Bill Clinton has emerged as a player in the presidential election, but oddly, not as a surrogate for President Obama. Rather, Mitt Romney is using the former president as a +5 Amulet of Centrism-a way to assert moderate credentials without changing his policies or modifying his rhetoric. This was used to great effect in his speech yesterday, where he decried deficits and disparaged Obama for his "old school" liberalism:
Even a former McGovern campaign worker like President Clinton was signaling to his own Party that Democrats should no longer try to govern by proposing a new program for every problem.
President Obama tucked away the Clinton doctrine in his large drawer of discarded ideas, along with transparency and bipartisanship. […] President Obama is an old school liberal whose first instinct is to see free enterprise as the villain and government as the hero.
It goes without saying that there's an implicit aim to adopting President Clinton as an avatar for reasonable liberalism; Romney is presenting himself as the Republican heir to Clinton's legacy of reform.

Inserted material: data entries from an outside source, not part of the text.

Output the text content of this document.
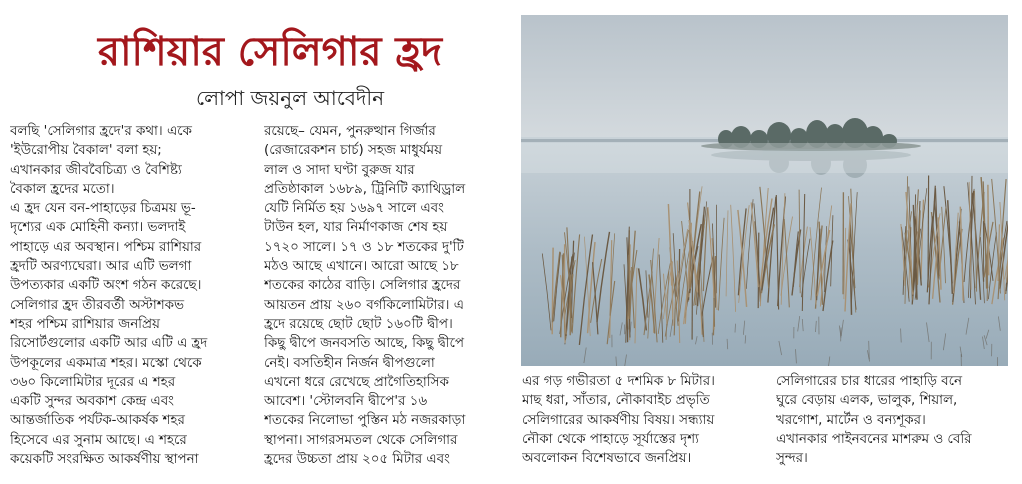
রাশিয়ার সেলিগার হ্রদ
লোপা জয়নুল আবেদীন
বলছি 'সেলিগার হ্রদে'র কথা। একে
'ইউরোপীয় বৈকাল' বলা হয়;
এখানকার জীববৈচিত্র্য ও বৈশিষ্ট্য
বৈকাল হ্রদের মতো।
এ হ্রদ যেন বন-পাহাড়ের চিত্রময় ভূ-
দৃশ্যের এক মোহিনী কন্যা। ভলদাই
পাহাড়ে এর অবস্থান। পশ্চিম রাশিয়ার
হ্রদটি অরণ্যঘেরা। আর এটি ভলগা
উপত্যকার একটি অংশ গঠন করেছে।
সেলিগার হ্রদ তীরবর্তী অস্টাশকভ
শহর পশ্চিম রাশিয়ার জনপ্রিয়
রিসোর্টগুলোর একটি আর এটি এ হ্রদ
উপকূলের একমাত্র শহর। মস্কো থেকে
৩৬০ কিলোমিটার দূরের এ শহর
একটি সুন্দর অবকাশ কেন্দ্র এবং
আন্তর্জাতিক পর্যটক-আকর্ষক শহর
হিসেবে এর সুনাম আছে। এ শহরে
কয়েকটি সংরক্ষিত আকর্ষণীয় স্থাপনা
রয়েছে– যেমন, পুনরুত্থান গির্জার
(রেজারেকশন চার্চ) সহজ মাধুর্যময়
লাল ও সাদা ঘণ্টা বুরুজ যার
প্রতিষ্ঠাকাল ১৬৮৯, ট্রিনিটি ক্যাথিড্রাল
যেটি নির্মিত হয় ১৬৯৭ সালে এবং
টাউন হল, যার নির্মাণকাজ শেষ হয়
১৭২০ সালে। ১৭ ও ১৮ শতকের দু'টি
মঠও আছে এখানে। আরো আছে ১৮
শতকের কাঠের বাড়ি। সেলিগার হ্রদের
আয়তন প্রায় ২৬০ বর্গকিলোমিটার। এ
হ্রদে রয়েছে ছোট ছোট ১৬০টি দ্বীপ।
কিছু দ্বীপে জনবসতি আছে, কিছু দ্বীপে
নেই। বসতিহীন নির্জন দ্বীপগুলো
এখনো ধরে রেখেছে প্রাগৈতিহাসিক
আবেশ। 'স্টোলবনি দ্বীপে'র ১৬
শতকের নিলোভা পুস্তিন মঠ নজরকাড়া
স্থাপনা। সাগরসমতল থেকে সেলিগার
হ্রদের উচ্চতা প্রায় ২০৫ মিটার এবং
এর গড় গভীরতা ৫ দশমিক ৮ মিটার।
মাছ ধরা, সাঁতার, নৌকাবাইচ প্রভৃতি
সেলিগারের আকর্ষণীয় বিষয়। সন্ধ্যায়
নৌকা থেকে পাহাড়ে সূর্যাস্তের দৃশ্য
অবলোকন বিশেষভাবে জনপ্রিয়।
সেলিগারের চার ধারের পাহাড়ি বনে
ঘুরে বেড়ায় এলক, ভালুক, শিয়াল,
খরগোশ, মার্টেন ও বন্যশূকর।
এখানকার পাইনবনের মাশরুম ও বেরি
সুন্দর।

He will return to the era of small government, and take us away from the failed policies of Obama, who-essentially-becomes the GOP's analogue to George W. Bush.
This is clever, but there's an obvious problem-Bill Clinton is still alive, and it's very easy for him to say "don't be ridiculous, Obama is just as reasonable as I was." Indeed, as E.J. Dionne points out in his column today, Obama's actual policies-and not the fantasy ones devised by Romney-are very close to those pursued by Clinton.
We'll see what happens with this bit of rhetoric, but if I were Romney, I would back away from this approach, at least for now.